1er constat : le domicile est le lieu au sein duquel vont devoir se rencontrer les solidarités familiales et les interventions des professionnels. L’acceptation de la situation de dépendance d’une personne âgée est souvent complexe et difficile. L’arrivée (souvent non choisie par la personne elle-même) d’un professionnel peut renforcer ce sentiment « d’être dépendant » et de ne plus servir à rien. L’aidant se retrouve alors à devoir composer avec ce difficile équilibre d’une relation à trois.
2ème constat : en tant qu’aidant, nous attendons de l’aide de la part des professionnels. Pour autant, nous ne voulons pas être « dépossédés » de notre savoir-faire, ni de notre rôle auprès de la personne dépendante. La présence de professionnels peut, dans un premier temps, être bien accueillie. Mais il n’est pas rare qu’au fil du temps, leur présence fasse resurgir un sentiment de culpabilité de « moins s’occuper » de notre proche ou encore de ne plus faire face au défilé impressionnant de professionnels tout au long de la journée : infirmier, kiné, aide à domicile, médecin, assistante sociale, ergothérapeute… Comment alors ne pas perdre le contrôle de la situation et comment rester maître de la coordination au domicile ?
3ème constat : le temps du professionnel n’est pas le même temps que celui de l’aidant ou de la personne dépendante. Il est quelquefois bon de rappeler au professionnel qu’il est (ici pour l’exemple) le 4ème à passer depuis le matin et que cela lui demandera plus de tact et de patience pour ne pas donner l’impression « d’expédier » un soin ou une toilette. En effet, la personne dépendante peut vivre comme une intrusion cette succession de professionnels, pourtant là pour son bien-être. En tant qu’aidant, notre rôle tient aussi à faire le lien et re-contextualiser pour le professionnel (pris dans sa journée et ses plannings) afin de tenir compte de la réalité vécue par la personne dépendante.
4ème constat : attention à garder la bonne et juste distance avec les professionnels. Compte-tenu de la proximité et de la fréquence des interventions, il arrive souvent que la relation – au départ professionnelle – évolue vers une relation plus affective. Or, l’affect peut à terme être une difficulté quand il s’agira de rappeler au professionnel que vous tenez à telle ou telle chose, que vous n’êtes pas satisfait de la qualité de l’intervention… L’adage dit « Faire confiance n’exclut pas le contrôle ». Faites-le vôtre. Ne perdez pas de vue que l’objectif est le bien-être de votre proche. Une relation professionnelle peut être chaleureuse et bienveillante, mais elle reste une intervention professionnelle.

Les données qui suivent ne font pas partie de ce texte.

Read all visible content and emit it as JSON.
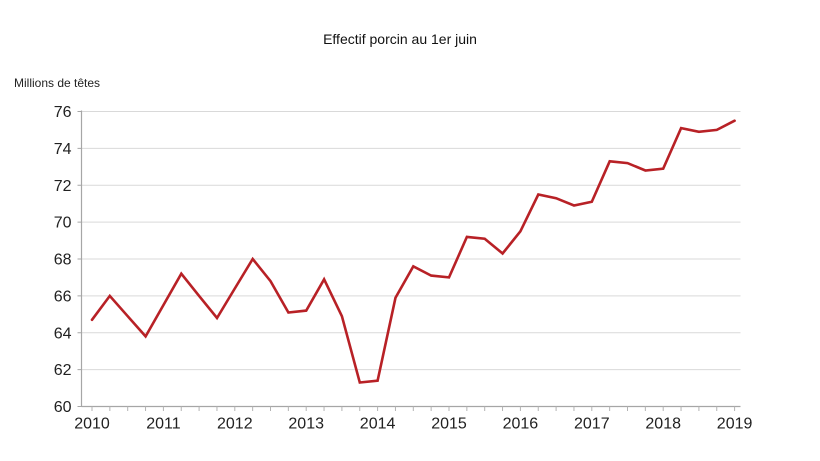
{
  "page": {
    "title": "Effectif porcin au 1er juin",
    "y_axis_unit": "Millions de têtes"
  },
  "colors": {
    "line": "#b82126",
    "grid": "#d9d9d9",
    "axis": "#a6a6a6",
    "minor_tick": "#b3b3b3",
    "text": "#212121"
  },
  "chart_data": {
    "type": "line",
    "title": "Effectif porcin au 1er juin",
    "xlabel": "",
    "ylabel": "Millions de têtes",
    "grid": "horizontal",
    "legend": false,
    "line_color": "#b82126",
    "ylim": [
      60,
      76
    ],
    "xlim": [
      2009.84,
      2019.08
    ],
    "y_ticks": [
      60,
      62,
      64,
      66,
      68,
      70,
      72,
      74,
      76
    ],
    "x_ticks": [
      2010,
      2011,
      2012,
      2013,
      2014,
      2015,
      2016,
      2017,
      2018,
      2019
    ],
    "x_tick_labels": [
      "2010",
      "2011",
      "2012",
      "2013",
      "2014",
      "2015",
      "2016",
      "2017",
      "2018",
      "2019"
    ],
    "minor_tick_step": 0.25,
    "series": [
      {
        "name": "Effectif porcin",
        "x": [
          2010.0,
          2010.25,
          2010.5,
          2010.75,
          2011.0,
          2011.25,
          2011.5,
          2011.75,
          2012.0,
          2012.25,
          2012.5,
          2012.75,
          2013.0,
          2013.25,
          2013.5,
          2013.75,
          2014.0,
          2014.25,
          2014.5,
          2014.75,
          2015.0,
          2015.25,
          2015.5,
          2015.75,
          2016.0,
          2016.25,
          2016.5,
          2016.75,
          2017.0,
          2017.25,
          2017.5,
          2017.75,
          2018.0,
          2018.25,
          2018.5,
          2018.75,
          2019.0
        ],
        "values": [
          64.7,
          66.0,
          64.9,
          63.8,
          65.5,
          67.2,
          66.0,
          64.8,
          66.4,
          68.0,
          66.8,
          65.1,
          65.2,
          66.9,
          64.9,
          61.3,
          61.4,
          65.9,
          67.6,
          67.1,
          67.0,
          69.2,
          69.1,
          68.3,
          69.5,
          71.5,
          71.3,
          70.9,
          71.1,
          73.3,
          73.2,
          72.8,
          72.9,
          75.1,
          74.9,
          75.0,
          75.5
        ]
      }
    ]
  }
}
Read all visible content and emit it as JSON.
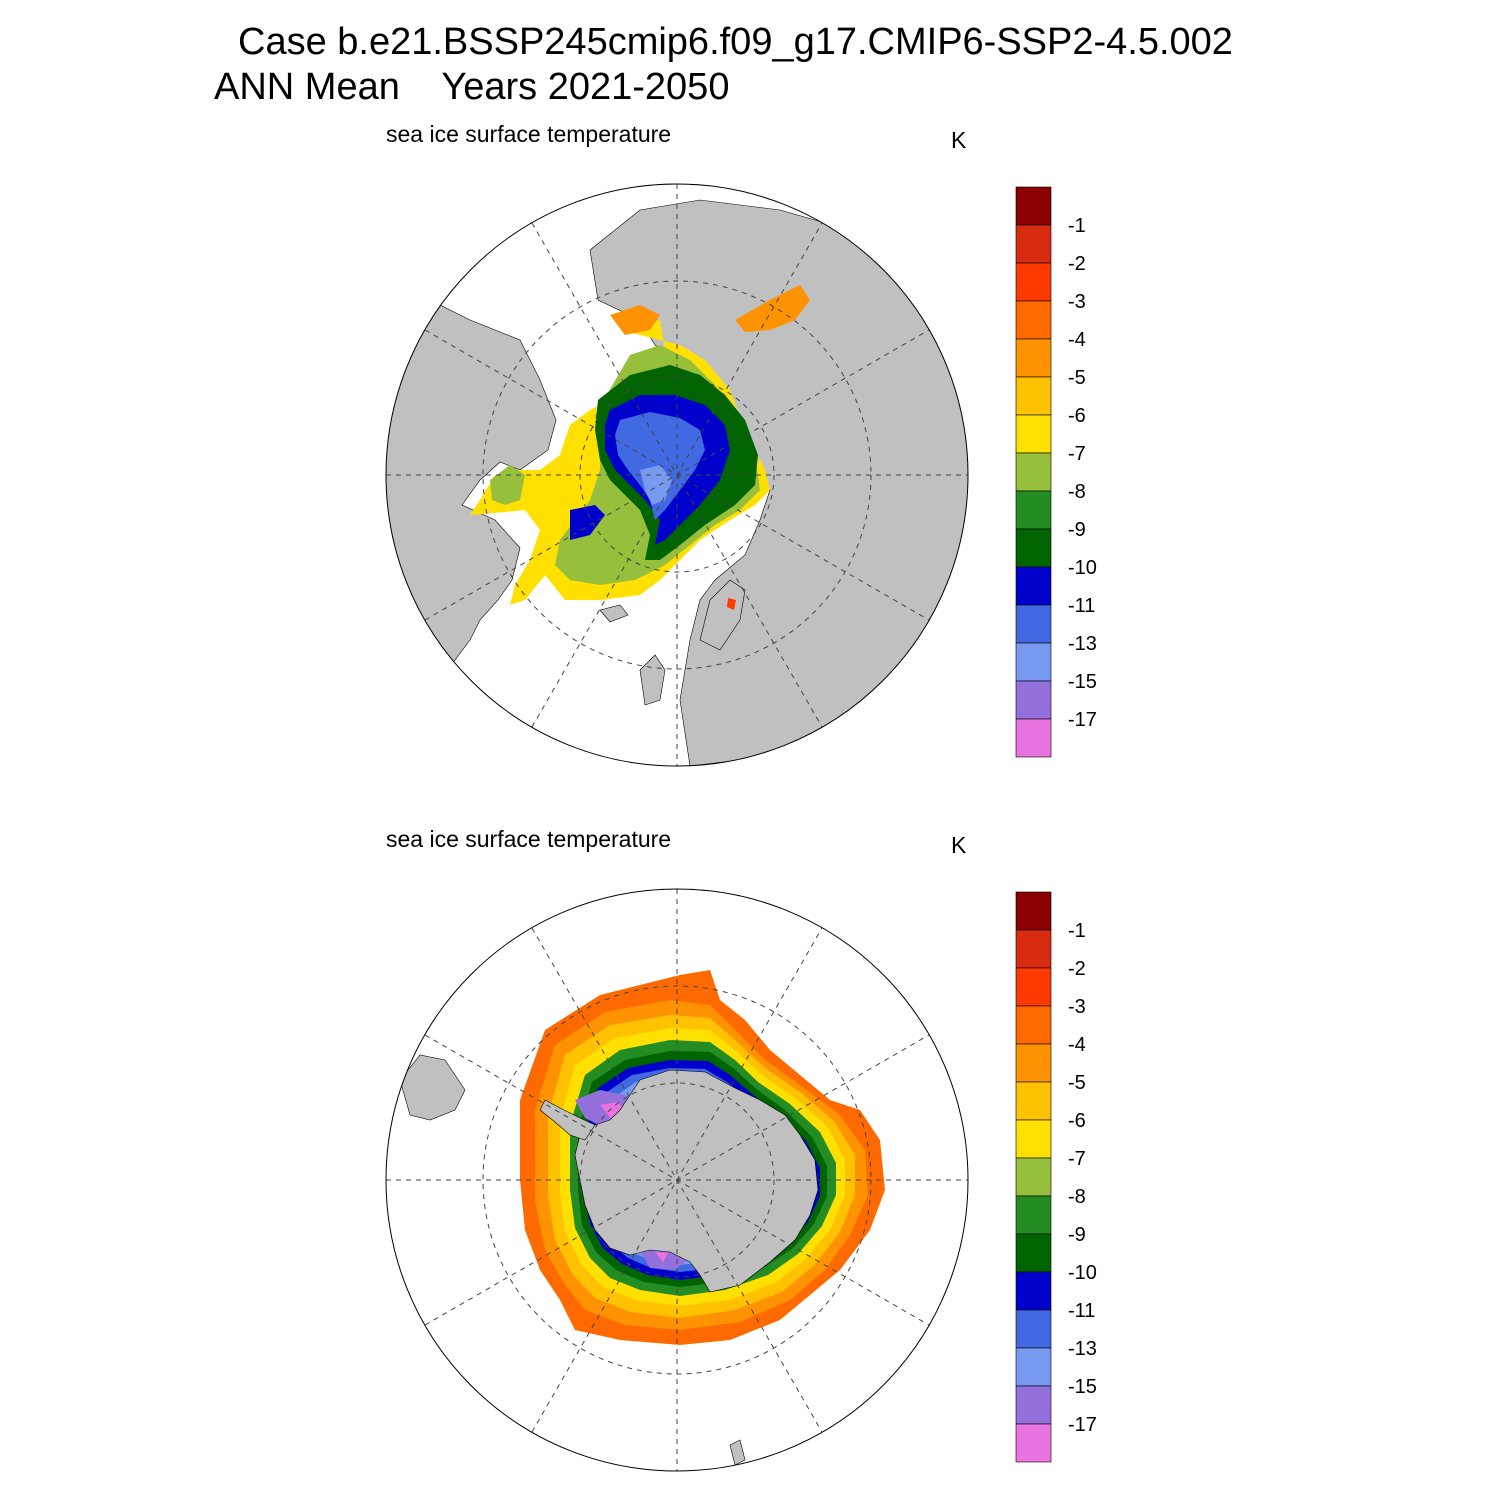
{
  "title": {
    "line1": "Case b.e21.BSSP245cmip6.f09_g17.CMIP6-SSP2-4.5.002",
    "line2": "ANN Mean    Years 2021-2050"
  },
  "panels": [
    {
      "id": "north",
      "hemisphere": "Northern",
      "variable_label": "sea ice surface temperature",
      "units": "K"
    },
    {
      "id": "south",
      "hemisphere": "Southern",
      "variable_label": "sea ice surface temperature",
      "units": "K"
    }
  ],
  "colorbar": {
    "labels": [
      "-1",
      "-2",
      "-3",
      "-4",
      "-5",
      "-6",
      "-7",
      "-8",
      "-9",
      "-10",
      "-11",
      "-13",
      "-15",
      "-17"
    ],
    "colors": [
      "#8b0000",
      "#d92b12",
      "#ff3a00",
      "#ff6a00",
      "#ff9200",
      "#ffc100",
      "#ffe000",
      "#96c03c",
      "#238c23",
      "#006400",
      "#0000cc",
      "#4169e1",
      "#7799f0",
      "#9370db",
      "#e973e0"
    ]
  },
  "map_colors": {
    "land": "#c0c0c0",
    "ocean": "#ffffff",
    "grid": "#444444"
  }
}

5ème constat : pour l’aidant et la famille, le domicile représente un lieu riche de significations psychoaffectives et sociales. Pour le professionnel, c’est un lieu et un outil de travail. Le professionnel est donc dans l’obligation de l’adapter « a minima » pour répondre aux exigences de son métier (sécurité, accessibilité, pratiques de soins…). Pour cette raison, mettez en place dès le début une communication de qualité sur vos attentes, vos appréhensions mais aussi sur ce qui est nécessaire au professionnel pour que son intervention soit efficiente. De cette manière, vous aurez moins le sentiment de subir la situation.
Nous l’avons compris, et pour beaucoup d’aidants, nous avons expérimenté cette relation quelquefois difficile à gérer avec les professionnels.
Pour synthétiser, il semble important de garder la maîtrise de la situation. Une fois l’urgence passée, autorisez-vous une analyse objective de la situation et listez l’ensemble des éléments et professionnels qui interviennent dans l’accompagnement de votre proche.
Quelques pistes :
- Recensez l’ensemble des contacts, noms et numéros de téléphone des responsables de structures ou de services.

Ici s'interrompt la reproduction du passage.